Per questo possiamo anche provare a sentire e a dimostrare gratitudine. A noi stessi e a chi o cosa ci ha fatto questi doni (ne accennavo qui). Aver fatto spazio nel nostro bagaglio, lascia posto a cose nuove che possiamo portare con noi. Il vuoto può far paura se concentriamo la nostra attenzione a ciò che non c’è, ma diventa ricco di opportunità, stimolante, se lo guardiamo nella sua potenzialità di aggiungere novità e, appunto, nuove possibilità.
Tornando a Giano, però, non dimentichiamo che gli manca la visione del presente. Dobbiamo prestare attenzione per non incorrere nello stesso errore.
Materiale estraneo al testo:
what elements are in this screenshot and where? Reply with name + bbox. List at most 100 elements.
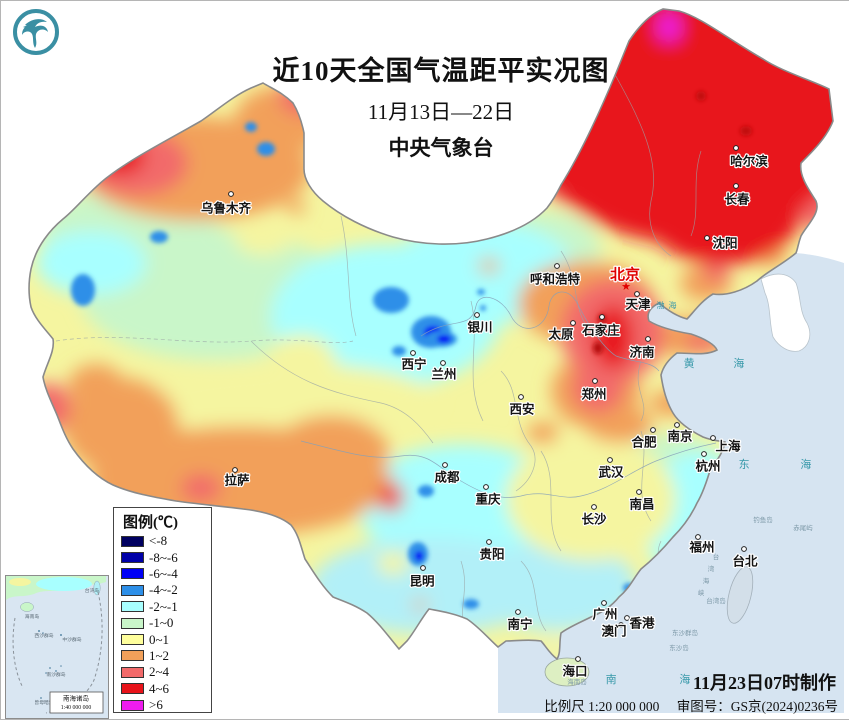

Siamo in un momento di passaggio, ma è essenziale non perdere consapevolezza del qui e ora, riconoscere che il pezzetto di terra su cui poggiamo i piedi, sebbene sia conseguenza del cammino intrapreso e sia il trampolino da cui muove il cammino di fronte a noi, è fondamentale non solo per queste ragioni. Dal momento presente, dal respiro di questo istante, possiamo prendere le energie che posso aiutarci nella ripresa dopo le vacanze.
Possiamo farci accompagnare da Giano in ogni istante, ogni momento è degno di esser vissuto e celebrato come un rito di passaggio, ma dobbiamo restare comunque radicati nel presente e saper oscillare fra pausa e movimento, fra riflessione e azione, fra carica e scarica. Abbiamo bisogno di un terzo volto, che guarda costantemente nel qui e ora, e anche dentro. Stiamo nel presente, raccogliamo le nostre forze, i nostri bagagli e prepariamoci a riprendere il nostro cammino.